Water played an important part of ancient Roman life, from providing necessary drinking water, supplying bath complexes, to flowing in large-scale public fountains. The Roman culture of water was seen throughout the Roman Empire, although it was certainly not monolithic and it could come in a variety of scales and forms, based on climatic and social conditions of different areas. This article seeks to define ‘water culture’ in Roman society by examining literary, epigraphic, and archaeological evidence, while understanding modern trends in scholarship related to the study of Roman water. The culture of water can be demonstrated through expressions of power, aesthetics, and spectacle. Further there was a shared experience of water in the empire that could be expressed through religion, landscape, and water’s role in cultures of consumption and pleasure.

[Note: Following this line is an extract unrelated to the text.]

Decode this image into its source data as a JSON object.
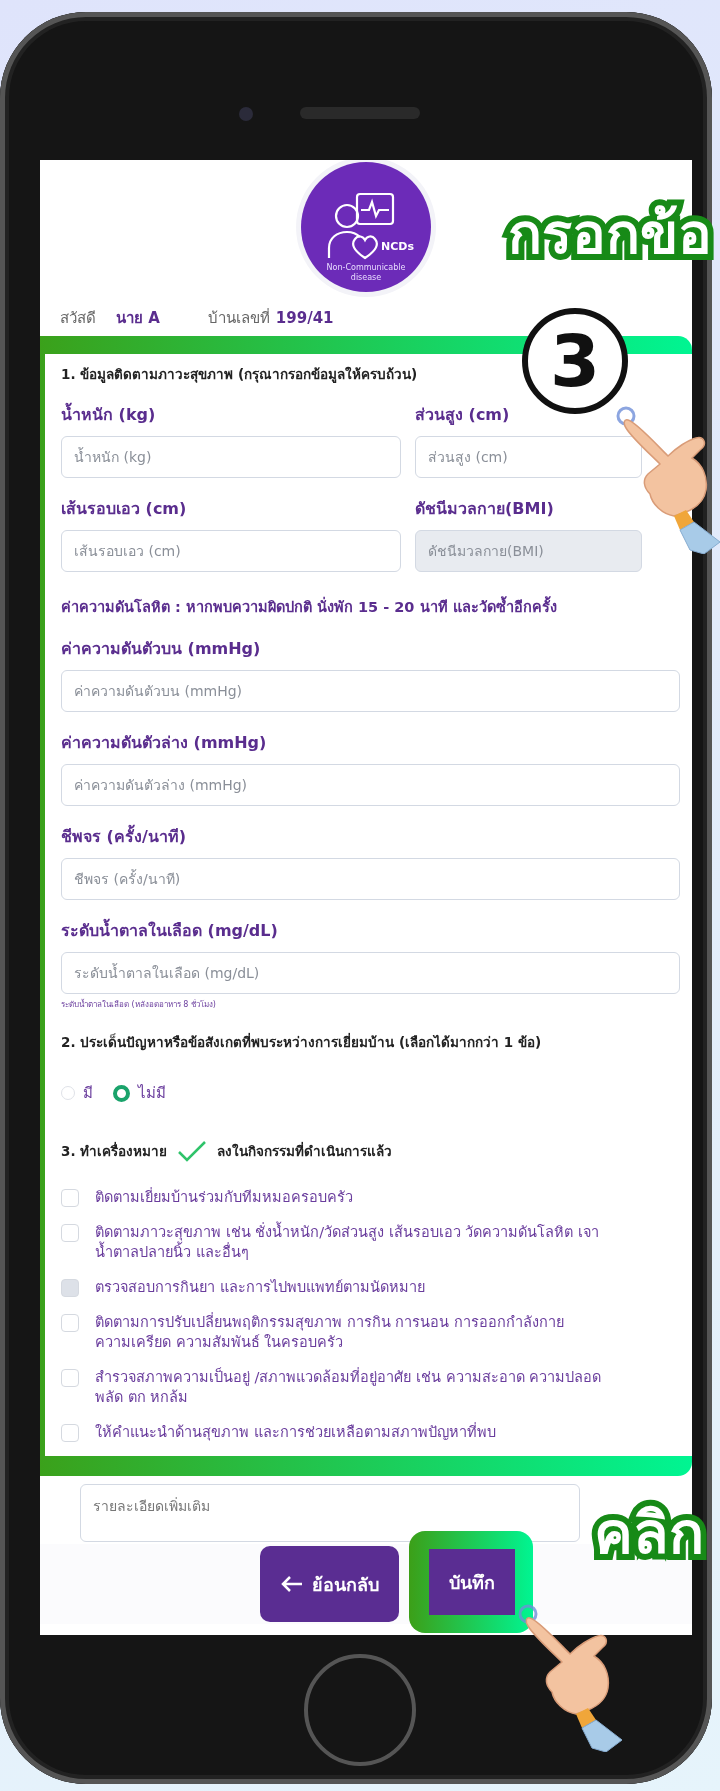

Dylan Kelby Rogers, Ph.D. (2015), University of Virginia, is currently the Assistant Director of the American School of Classical Studies at Athens. Currently, he explores the sensorial experiences of fountains in Roman Greece and throughout the Roman Empire, in addition to work in other related fields, such as Roman mosaics and archaeological archives.
Readers in Classical Studies, especially scholars of Roman culture and archaeology, will find this helpful to understand better the role of water in all aspects of Roman society. All those interested in the philology, epigraphy, history, and archaeology of the Romans will find various types of evidence used together to discern broader cultural implications of the study of the Romans throughout their Empire.